- Associated Press - Friday, October 10, 2014

NASHVILLE, Tenn. (AP) - No matter how Tennessee voters cast their ballots, they’ll be offered “I Voted” stickers featuring the name of a key Republican who’s not running for office - yet.

The stickers - red and shaped like Tennessee - prominently display the words “Secretary of State Tre Hargett.” They’ll be handed out beginning with the start of early voting next week for the Nov. 4 election.

Hargett is a former state House Republican leader and is widely considered to be preparing a bid for higher elected office, though he has downplayed his political aspirations.

“Putting Secretary Hargett’s name and the #GoVoteTN hashtag on the stickers provides accountability,” State Election Coordinator Mark Goins said in an email Friday. “If people have questions or comments about how an election was conducted, they know who to contact.”

The secretary of state is appointed to a four-year term by a joint convention of the state House and Senate. Hargett has held that position since 2009 after serving as chairman of the Tennessee Regulatory Authority and spending 10 years in the state House.

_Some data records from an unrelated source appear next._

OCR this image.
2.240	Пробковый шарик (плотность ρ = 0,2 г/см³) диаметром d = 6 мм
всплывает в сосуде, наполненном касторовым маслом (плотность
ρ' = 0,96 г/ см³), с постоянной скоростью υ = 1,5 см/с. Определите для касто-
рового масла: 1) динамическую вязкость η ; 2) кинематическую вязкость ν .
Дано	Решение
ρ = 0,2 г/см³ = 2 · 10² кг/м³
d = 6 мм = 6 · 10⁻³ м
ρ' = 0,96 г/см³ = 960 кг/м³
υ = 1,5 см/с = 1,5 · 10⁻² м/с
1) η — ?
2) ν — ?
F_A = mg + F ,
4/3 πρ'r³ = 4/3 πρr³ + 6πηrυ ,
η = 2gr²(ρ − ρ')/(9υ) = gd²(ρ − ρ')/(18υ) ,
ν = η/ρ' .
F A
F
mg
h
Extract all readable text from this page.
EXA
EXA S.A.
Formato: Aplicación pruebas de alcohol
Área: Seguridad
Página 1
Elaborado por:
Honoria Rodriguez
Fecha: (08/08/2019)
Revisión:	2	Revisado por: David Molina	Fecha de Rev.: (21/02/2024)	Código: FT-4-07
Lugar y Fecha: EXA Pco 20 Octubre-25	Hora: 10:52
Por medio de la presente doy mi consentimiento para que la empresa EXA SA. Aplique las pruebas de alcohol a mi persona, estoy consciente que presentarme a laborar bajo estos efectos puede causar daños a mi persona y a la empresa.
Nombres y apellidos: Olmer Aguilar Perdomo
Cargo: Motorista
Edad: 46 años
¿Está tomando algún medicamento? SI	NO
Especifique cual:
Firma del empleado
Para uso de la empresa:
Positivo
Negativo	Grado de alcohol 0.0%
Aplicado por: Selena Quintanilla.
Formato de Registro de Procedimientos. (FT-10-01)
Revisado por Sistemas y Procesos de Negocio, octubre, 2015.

The new “I Voted” stickers match the colors of the Tennessee - including a blue spot with three white stars - but they also resemble popular campaign bumper stickers from fellow Republicans such as Gov. Bill Haslam, who is up for re-election in November.

The new stickers replace the traditional ones featuring an American flag on a white background. “It may be nice to have a state-specific sticker, instead of the generic one they had,” said Dick Williams, the chairman of Common Cause Tennessee, which identifies itself as a government watchdog group. “But who can argue against the American flag?”

Williams called it unfortunate for Hargett to have placed his name on the stickers. Williams suggested that the new stickers be distributed outside the 100-foot boundary set for campaigning near polling places.

Ben Cunningham, the founder of the Nashville Tea Party, also criticized the new stickers.

“This is completely inappropriate and serves no public purpose,” he said. “The space used for Secretary Hargett’s name could be much better used for a website link with information on sample ballots and voter registration forms.”

Goins said he decided to provide the redesigned stickers, at a cost of two-tenths of a cent each, because several counties stopped offering them to voters due to budget concerns.

“When people return to work with ‘I Voted’ stickers, it reminds co-workers and friends to go out and vote as well,” Goins said. “The stickers are the cheapest tool election officials can use to encourage voter turnout.”